Like many other things, the lockdown in India has accelerated online thrift shopping. Yet, it’s still a very niche concept in India. Practically, thrift stores primarily sell but are not limited to second-hand household goods like vessels, or furniture, and clothes. But thrifting could include shopping at garage sales and flea markets.
This concept is extremely popular in the West, and usually, the profits go to charities or churches. Thrift shopping does not only target the poor but is extremely popular amongst people on a budget like students, the middle class, activists, and minimalists. There are multiple reasons for its success in the West. Those reasons include: it is pocket-friendly, it is good for the environment as it saves energy (that usually goes into growing materials like cotton, etc.) as objects are recycled and given a new home, it caters to the need of sustainability, and almost everything is available in very good condition.
As mentioned earlier, thrifting in India started to pick up only during the lockdown. It was primarily started by school and college students and was marketed and functioned on social media platforms such as Instagram and TikTok. One of these many students is Kanya Shrivastava. She said, “During the lockdown, I realized I had many clothes that I had never worn, nor used. I did not want to throw the clothes away either though, which gave me the idea of putting them to use while also making a profit out of it.”
In theory, thrifting should be extremely helpful for people below the poverty line. But since thrifting is primarily an online activity, it might be a little difficult to market to and educate them about it. According to the ‘Household Survey on India’s Citizen Environment and Consumer Economy’, 88% of Indian households have a mobile phone. However, in 2019 the survey said, “India is expected to continue coming online at a steady pace, as recent trends have shown. However, one might wonder why that is not happening faster, given how data prices dropped with Jio’s entry a while ago.”
Next Billion (The Next Billion Users program at Google conducts research and develops products for individuals all around the world) found that 43% of India’s illiterate and poor will use the Internet by 2030. Furthermore, more than 31% of those who are not online do not know how to use the Internet at all, and more than 13% do not have access to it. However, as of now, the number of people below the poverty line online is extremely small.

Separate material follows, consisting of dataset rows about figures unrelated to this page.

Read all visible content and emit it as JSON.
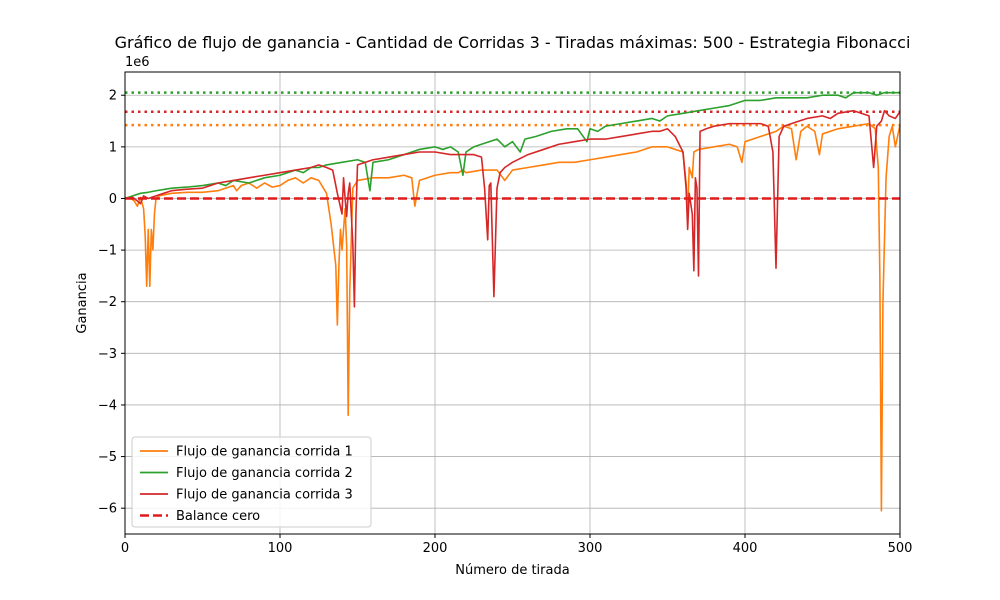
{
  "chart_data": {
    "type": "line",
    "title": "Gráfico de flujo de ganancia - Cantidad de Corridas 3 - Tiradas máximas: 500 - Estrategia Fibonacci",
    "xlabel": "Número de tirada",
    "ylabel": "Ganancia",
    "y_multiplier_label": "1e6",
    "xlim": [
      0,
      500
    ],
    "ylim": [
      -6.5,
      2.45
    ],
    "xticks": [
      0,
      100,
      200,
      300,
      400,
      500
    ],
    "xtick_labels": [
      "0",
      "100",
      "200",
      "300",
      "400",
      "500"
    ],
    "yticks": [
      -6,
      -5,
      -4,
      -3,
      -2,
      -1,
      0,
      1,
      2
    ],
    "ytick_labels": [
      "−6",
      "−5",
      "−4",
      "−3",
      "−2",
      "−1",
      "0",
      "1",
      "2"
    ],
    "grid": true,
    "legend_position": "lower-left",
    "series": [
      {
        "name": "Flujo de ganancia corrida 1",
        "color": "#ff7f0e",
        "points": [
          [
            0,
            0
          ],
          [
            3,
            0.02
          ],
          [
            6,
            -0.05
          ],
          [
            8,
            -0.15
          ],
          [
            10,
            0.02
          ],
          [
            12,
            -0.2
          ],
          [
            13,
            -0.7
          ],
          [
            14,
            -1.7
          ],
          [
            15,
            -0.6
          ],
          [
            16,
            -1.7
          ],
          [
            17,
            -0.6
          ],
          [
            18,
            -1.0
          ],
          [
            19,
            -0.3
          ],
          [
            20,
            0.0
          ],
          [
            22,
            0.05
          ],
          [
            30,
            0.1
          ],
          [
            40,
            0.12
          ],
          [
            50,
            0.12
          ],
          [
            60,
            0.15
          ],
          [
            65,
            0.2
          ],
          [
            70,
            0.25
          ],
          [
            72,
            0.15
          ],
          [
            75,
            0.25
          ],
          [
            80,
            0.3
          ],
          [
            85,
            0.2
          ],
          [
            90,
            0.3
          ],
          [
            95,
            0.22
          ],
          [
            100,
            0.25
          ],
          [
            105,
            0.35
          ],
          [
            110,
            0.4
          ],
          [
            115,
            0.3
          ],
          [
            120,
            0.4
          ],
          [
            125,
            0.35
          ],
          [
            130,
            0.1
          ],
          [
            133,
            -0.5
          ],
          [
            136,
            -1.3
          ],
          [
            137,
            -2.45
          ],
          [
            138,
            -1.3
          ],
          [
            139,
            -0.6
          ],
          [
            140,
            -1.0
          ],
          [
            142,
            -0.2
          ],
          [
            143,
            -0.9
          ],
          [
            144,
            -4.2
          ],
          [
            145,
            -1.8
          ],
          [
            147,
            0.2
          ],
          [
            150,
            0.35
          ],
          [
            160,
            0.4
          ],
          [
            170,
            0.4
          ],
          [
            180,
            0.45
          ],
          [
            185,
            0.4
          ],
          [
            187,
            -0.15
          ],
          [
            190,
            0.35
          ],
          [
            200,
            0.45
          ],
          [
            210,
            0.5
          ],
          [
            215,
            0.5
          ],
          [
            218,
            0.55
          ],
          [
            220,
            0.5
          ],
          [
            230,
            0.55
          ],
          [
            240,
            0.55
          ],
          [
            245,
            0.35
          ],
          [
            250,
            0.55
          ],
          [
            260,
            0.6
          ],
          [
            270,
            0.65
          ],
          [
            280,
            0.7
          ],
          [
            290,
            0.7
          ],
          [
            300,
            0.75
          ],
          [
            310,
            0.8
          ],
          [
            320,
            0.85
          ],
          [
            330,
            0.9
          ],
          [
            340,
            1.0
          ],
          [
            350,
            1.0
          ],
          [
            355,
            0.95
          ],
          [
            360,
            0.9
          ],
          [
            362,
            0.3
          ],
          [
            363,
            -0.3
          ],
          [
            364,
            0.6
          ],
          [
            366,
            0.4
          ],
          [
            367,
            0.9
          ],
          [
            370,
            0.95
          ],
          [
            380,
            1.0
          ],
          [
            390,
            1.05
          ],
          [
            395,
            1.0
          ],
          [
            398,
            0.7
          ],
          [
            400,
            1.1
          ],
          [
            410,
            1.2
          ],
          [
            420,
            1.3
          ],
          [
            425,
            1.4
          ],
          [
            430,
            1.35
          ],
          [
            433,
            0.75
          ],
          [
            436,
            1.3
          ],
          [
            440,
            1.4
          ],
          [
            445,
            1.3
          ],
          [
            448,
            0.85
          ],
          [
            450,
            1.25
          ],
          [
            460,
            1.35
          ],
          [
            470,
            1.4
          ],
          [
            480,
            1.45
          ],
          [
            484,
            1.35
          ],
          [
            486,
            0.6
          ],
          [
            487,
            -1.5
          ],
          [
            488,
            -6.05
          ],
          [
            489,
            -2.0
          ],
          [
            491,
            0.4
          ],
          [
            493,
            1.2
          ],
          [
            495,
            1.4
          ],
          [
            497,
            1.0
          ],
          [
            500,
            1.42
          ]
        ]
      },
      {
        "name": "Flujo de ganancia corrida 2",
        "color": "#2ca02c",
        "points": [
          [
            0,
            0
          ],
          [
            5,
            0.05
          ],
          [
            10,
            0.1
          ],
          [
            15,
            0.12
          ],
          [
            20,
            0.15
          ],
          [
            30,
            0.2
          ],
          [
            40,
            0.22
          ],
          [
            50,
            0.25
          ],
          [
            60,
            0.3
          ],
          [
            65,
            0.25
          ],
          [
            70,
            0.35
          ],
          [
            80,
            0.3
          ],
          [
            85,
            0.35
          ],
          [
            90,
            0.4
          ],
          [
            100,
            0.45
          ],
          [
            110,
            0.55
          ],
          [
            115,
            0.5
          ],
          [
            120,
            0.6
          ],
          [
            125,
            0.6
          ],
          [
            130,
            0.65
          ],
          [
            140,
            0.7
          ],
          [
            150,
            0.75
          ],
          [
            155,
            0.7
          ],
          [
            158,
            0.15
          ],
          [
            160,
            0.7
          ],
          [
            170,
            0.75
          ],
          [
            180,
            0.85
          ],
          [
            190,
            0.95
          ],
          [
            200,
            1.0
          ],
          [
            205,
            0.95
          ],
          [
            210,
            1.0
          ],
          [
            215,
            0.9
          ],
          [
            218,
            0.45
          ],
          [
            220,
            0.9
          ],
          [
            225,
            1.0
          ],
          [
            230,
            1.05
          ],
          [
            240,
            1.15
          ],
          [
            245,
            1.0
          ],
          [
            250,
            1.1
          ],
          [
            255,
            0.9
          ],
          [
            258,
            1.15
          ],
          [
            265,
            1.2
          ],
          [
            275,
            1.3
          ],
          [
            285,
            1.35
          ],
          [
            292,
            1.35
          ],
          [
            298,
            1.1
          ],
          [
            300,
            1.35
          ],
          [
            305,
            1.3
          ],
          [
            310,
            1.4
          ],
          [
            320,
            1.45
          ],
          [
            330,
            1.5
          ],
          [
            340,
            1.55
          ],
          [
            345,
            1.5
          ],
          [
            350,
            1.6
          ],
          [
            360,
            1.65
          ],
          [
            370,
            1.7
          ],
          [
            380,
            1.75
          ],
          [
            390,
            1.8
          ],
          [
            400,
            1.9
          ],
          [
            410,
            1.9
          ],
          [
            420,
            1.95
          ],
          [
            430,
            1.95
          ],
          [
            440,
            1.95
          ],
          [
            450,
            2.0
          ],
          [
            460,
            2.0
          ],
          [
            465,
            1.95
          ],
          [
            470,
            2.05
          ],
          [
            480,
            2.05
          ],
          [
            485,
            2.0
          ],
          [
            490,
            2.05
          ],
          [
            500,
            2.05
          ]
        ]
      },
      {
        "name": "Flujo de ganancia corrida 3",
        "color": "#d62728",
        "points": [
          [
            0,
            0
          ],
          [
            5,
            0.02
          ],
          [
            8,
            -0.05
          ],
          [
            10,
            -0.1
          ],
          [
            12,
            0.05
          ],
          [
            15,
            0.0
          ],
          [
            20,
            0.05
          ],
          [
            25,
            0.1
          ],
          [
            30,
            0.15
          ],
          [
            40,
            0.18
          ],
          [
            50,
            0.2
          ],
          [
            55,
            0.25
          ],
          [
            60,
            0.3
          ],
          [
            70,
            0.35
          ],
          [
            80,
            0.4
          ],
          [
            90,
            0.45
          ],
          [
            100,
            0.5
          ],
          [
            110,
            0.55
          ],
          [
            120,
            0.6
          ],
          [
            125,
            0.65
          ],
          [
            130,
            0.6
          ],
          [
            134,
            0.55
          ],
          [
            137,
            0.1
          ],
          [
            140,
            -0.3
          ],
          [
            141,
            0.4
          ],
          [
            142,
            0.0
          ],
          [
            143,
            -0.35
          ],
          [
            144,
            0.1
          ],
          [
            145,
            0.3
          ],
          [
            147,
            -0.9
          ],
          [
            148,
            -2.1
          ],
          [
            149,
            -0.3
          ],
          [
            150,
            0.65
          ],
          [
            160,
            0.75
          ],
          [
            170,
            0.8
          ],
          [
            180,
            0.85
          ],
          [
            190,
            0.9
          ],
          [
            200,
            0.9
          ],
          [
            210,
            0.85
          ],
          [
            220,
            0.85
          ],
          [
            225,
            0.85
          ],
          [
            230,
            0.8
          ],
          [
            232,
            0.2
          ],
          [
            234,
            -0.8
          ],
          [
            235,
            0.25
          ],
          [
            236,
            0.3
          ],
          [
            238,
            -1.9
          ],
          [
            240,
            0.2
          ],
          [
            242,
            0.5
          ],
          [
            245,
            0.6
          ],
          [
            250,
            0.7
          ],
          [
            260,
            0.85
          ],
          [
            270,
            0.95
          ],
          [
            280,
            1.05
          ],
          [
            290,
            1.1
          ],
          [
            300,
            1.15
          ],
          [
            310,
            1.15
          ],
          [
            320,
            1.2
          ],
          [
            330,
            1.25
          ],
          [
            340,
            1.3
          ],
          [
            345,
            1.3
          ],
          [
            350,
            1.35
          ],
          [
            355,
            1.2
          ],
          [
            360,
            0.9
          ],
          [
            362,
            0.2
          ],
          [
            363,
            -0.6
          ],
          [
            364,
            0.1
          ],
          [
            366,
            -0.3
          ],
          [
            367,
            -1.4
          ],
          [
            368,
            0.4
          ],
          [
            369,
            0.2
          ],
          [
            370,
            -1.5
          ],
          [
            371,
            1.3
          ],
          [
            375,
            1.35
          ],
          [
            380,
            1.4
          ],
          [
            390,
            1.45
          ],
          [
            400,
            1.45
          ],
          [
            410,
            1.45
          ],
          [
            415,
            1.4
          ],
          [
            418,
            0.9
          ],
          [
            420,
            -1.35
          ],
          [
            422,
            1.2
          ],
          [
            425,
            1.4
          ],
          [
            430,
            1.45
          ],
          [
            435,
            1.5
          ],
          [
            440,
            1.55
          ],
          [
            450,
            1.6
          ],
          [
            455,
            1.55
          ],
          [
            460,
            1.65
          ],
          [
            470,
            1.7
          ],
          [
            475,
            1.65
          ],
          [
            480,
            1.6
          ],
          [
            483,
            0.6
          ],
          [
            485,
            1.4
          ],
          [
            488,
            1.5
          ],
          [
            490,
            1.7
          ],
          [
            493,
            1.6
          ],
          [
            497,
            1.55
          ],
          [
            500,
            1.68
          ]
        ]
      },
      {
        "name": "Balance cero",
        "color": "#e31a1c",
        "style": "dashed",
        "points": [
          [
            0,
            0
          ],
          [
            500,
            0
          ]
        ]
      }
    ],
    "reference_lines": [
      {
        "color": "#2ca02c",
        "style": "dotted",
        "y": 2.05
      },
      {
        "color": "#d62728",
        "style": "dotted",
        "y": 1.68
      },
      {
        "color": "#ff7f0e",
        "style": "dotted",
        "y": 1.42
      }
    ]
  }
}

From the above arguments, it is probably safe to assume that thrifting might not be an accessible option for the poor in India currently. There are only a few physical thrift stores, primarily located in metropolitan cities. That is why it will probably take a little longer for thrifting to become a viable option. An increase in access to the Internet and the opening up of more thrift stores in rural areas will definitely boost sales from those below the poverty line.